第6話
人の手が多いほど、作業というのははかどるものだった。
力仕事全般は真人と恭介に頼み、私たちは中の埃などをまず掃く作業から入る。
私はかがみ、少し奥に入っている箱を取り出そうと手を伸ばすと突然頭に衝撃がはしり、目の前に星がちった。
「いったー!」
「悪い、手が滑った」
「まーさーとー!」
振り返ると大きな木板を持った真人の姿があり、私はもう少し気をつけてよと言いかけるがその木板の大きさに目が釘付けになった。
「ねぇ真人」
「ん?」
「それ裏に何も書いてない?」
「ああ、ただの木の板だぜ」
ほら、と裏を見せる真人に私はこれならいけると立ち上がる。
大きさと厚さといい、これならば先日壊してしまったスコアボードに丁度いいだろう。
「理樹、少し席外してもいい?」
「ええーどこに行くのさ」
「スコアボードを直しに」
木板を軽く叩けば、理樹は合点いったのか周りの様子を見たのち、一人減っても大丈夫とふんだのだろう。
そういうことなら、と頷いた。
「でも、大変じゃない?」
「大丈夫! こういうことのスペシャリストとやるから」
「スペシャリスト?」
理樹は首をかしげ、スペシャリストとは誰なのか考えるが思いつかないのか、苦笑すると「いってらっしゃい」と手を振った。
「理緒どこか行くのか」
「鈴が壊したスコアボード直しにいくってさ」
私が出て行くのが見えたのだろう。
鈴はそれまで掃き仕事をしていた手が止まり、不安げな顔をして引き止めるが、理樹の言葉に何も言えなくなったのか「早く帰って来い」とだけぼそりと呟く。
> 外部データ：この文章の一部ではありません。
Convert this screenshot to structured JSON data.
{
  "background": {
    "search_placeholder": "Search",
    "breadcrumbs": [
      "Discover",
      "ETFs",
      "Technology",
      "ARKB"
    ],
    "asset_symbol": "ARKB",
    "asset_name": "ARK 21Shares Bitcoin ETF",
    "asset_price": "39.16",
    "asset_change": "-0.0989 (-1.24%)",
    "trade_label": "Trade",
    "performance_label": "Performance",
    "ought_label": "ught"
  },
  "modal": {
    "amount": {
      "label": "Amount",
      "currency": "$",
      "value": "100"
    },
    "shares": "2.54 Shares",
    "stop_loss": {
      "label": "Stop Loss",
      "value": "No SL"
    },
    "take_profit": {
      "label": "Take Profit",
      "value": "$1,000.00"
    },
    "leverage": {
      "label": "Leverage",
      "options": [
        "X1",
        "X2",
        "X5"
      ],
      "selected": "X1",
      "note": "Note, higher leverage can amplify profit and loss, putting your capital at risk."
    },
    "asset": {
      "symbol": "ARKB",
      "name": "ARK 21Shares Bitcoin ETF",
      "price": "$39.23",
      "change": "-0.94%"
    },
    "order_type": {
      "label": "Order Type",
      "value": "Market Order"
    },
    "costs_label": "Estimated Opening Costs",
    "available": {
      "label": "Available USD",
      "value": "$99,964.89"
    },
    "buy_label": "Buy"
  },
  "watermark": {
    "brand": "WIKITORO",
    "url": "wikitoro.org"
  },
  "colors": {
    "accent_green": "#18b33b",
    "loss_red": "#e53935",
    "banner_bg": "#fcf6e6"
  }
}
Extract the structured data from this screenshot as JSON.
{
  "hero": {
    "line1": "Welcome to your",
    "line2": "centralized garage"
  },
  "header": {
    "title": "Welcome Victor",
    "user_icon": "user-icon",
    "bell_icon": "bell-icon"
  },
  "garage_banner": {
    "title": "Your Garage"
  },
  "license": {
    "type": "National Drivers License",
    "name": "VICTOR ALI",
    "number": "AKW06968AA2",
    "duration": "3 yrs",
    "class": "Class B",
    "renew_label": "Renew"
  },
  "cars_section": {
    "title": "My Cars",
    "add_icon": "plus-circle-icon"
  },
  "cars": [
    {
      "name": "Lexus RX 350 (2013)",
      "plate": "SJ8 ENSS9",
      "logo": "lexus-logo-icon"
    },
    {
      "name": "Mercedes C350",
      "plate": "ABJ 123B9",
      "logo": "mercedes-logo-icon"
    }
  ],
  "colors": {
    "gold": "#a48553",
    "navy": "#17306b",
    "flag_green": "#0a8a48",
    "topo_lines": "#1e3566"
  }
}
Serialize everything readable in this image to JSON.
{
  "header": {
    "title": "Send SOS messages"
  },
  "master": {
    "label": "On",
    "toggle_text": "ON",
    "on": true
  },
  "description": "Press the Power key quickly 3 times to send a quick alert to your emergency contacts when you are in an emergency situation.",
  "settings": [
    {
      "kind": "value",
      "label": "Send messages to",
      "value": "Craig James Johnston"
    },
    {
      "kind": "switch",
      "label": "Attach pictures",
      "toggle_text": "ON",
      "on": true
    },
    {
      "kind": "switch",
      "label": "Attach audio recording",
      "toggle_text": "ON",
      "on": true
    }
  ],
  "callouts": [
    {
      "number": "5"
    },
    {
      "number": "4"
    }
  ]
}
そんな鈴の姿に、皆いるから大丈夫だってと頭を撫でるがその表情は晴れる様子がなかった。
「んじゃー、真人これ貰っていくね」
「おう、けどよ、オレが持っていかなくてもいいのか?」
「そんな重いものじゃないだろうし、大丈夫大丈夫」
真人から板を受け取ると想像以上に重いそれに、やはり真人にお願いしようかと一瞬頭動きが止まる。
だけど言ってしまった手前頼るのも申し訳なく、人間やれば出来るとそのまま引きずる形で板をグラウンドまで引っ張っていった。
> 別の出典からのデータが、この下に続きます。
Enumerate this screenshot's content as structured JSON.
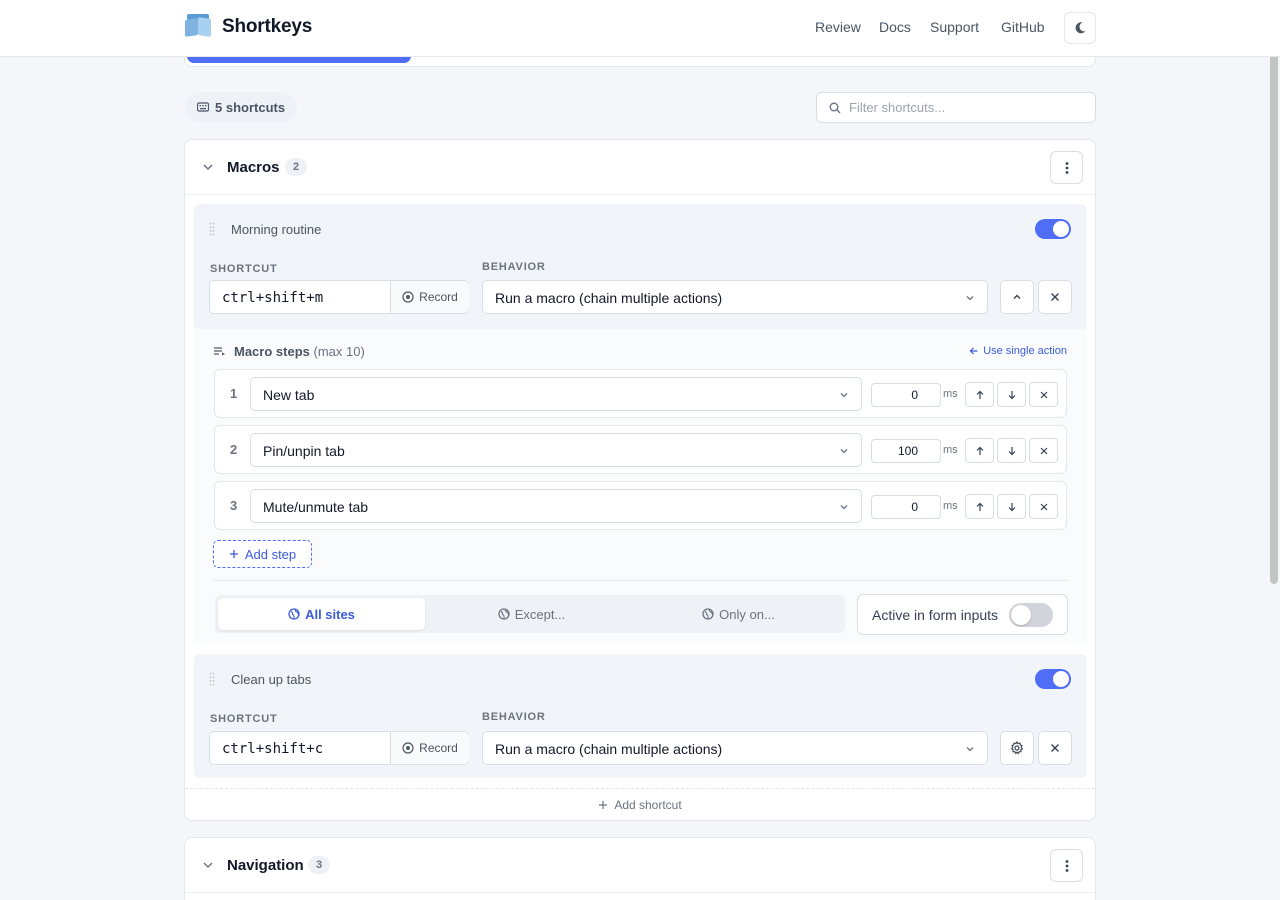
{
  "app": {
    "brand": "Shortkeys",
    "nav": [
      "Review",
      "Docs",
      "Support",
      "GitHub"
    ],
    "theme_icon": "moon-icon"
  },
  "toolbar": {
    "count_label": "5 shortcuts",
    "filter_placeholder": "Filter shortcuts..."
  },
  "groups": [
    {
      "title": "Macros",
      "count": "2",
      "shortcuts": [
        {
          "name": "Morning routine",
          "enabled": true,
          "shortcut_label": "SHORTCUT",
          "behavior_label": "BEHAVIOR",
          "keys": "ctrl+shift+m",
          "record_label": "Record",
          "behavior": "Run a macro (chain multiple actions)",
          "macro": {
            "title": "Macro steps",
            "limit": "(max 10)",
            "use_single": "Use single action",
            "steps": [
              {
                "n": "1",
                "action": "New tab",
                "delay": "0"
              },
              {
                "n": "2",
                "action": "Pin/unpin tab",
                "delay": "100"
              },
              {
                "n": "3",
                "action": "Mute/unmute tab",
                "delay": "0"
              }
            ],
            "delay_unit": "ms",
            "add_step": "Add step",
            "scope": [
              "All sites",
              "Except...",
              "Only on..."
            ],
            "scope_active": "All sites",
            "form_inputs_label": "Active in form inputs",
            "form_inputs_enabled": false
          }
        },
        {
          "name": "Clean up tabs",
          "enabled": true,
          "shortcut_label": "SHORTCUT",
          "behavior_label": "BEHAVIOR",
          "keys": "ctrl+shift+c",
          "record_label": "Record",
          "behavior": "Run a macro (chain multiple actions)"
        }
      ],
      "add_shortcut": "Add shortcut"
    },
    {
      "title": "Navigation",
      "count": "3"
    }
  ],
  "colors": {
    "accent": "#4f6df5",
    "link": "#3b5bdb"
  }
}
グラウンドへつくと女子ソフトボール部が練習をしており、今日のリトルバスターズの休みはこれでか、とその練習風景を眺める。
そして丁度休憩に入る練習に、邪魔にならないうちに終わらせてしまおうと壊れたスコアボードの前に板を置き、私はポケットから携帯電話を取り出し今回のスペシャリストに電話をかけた。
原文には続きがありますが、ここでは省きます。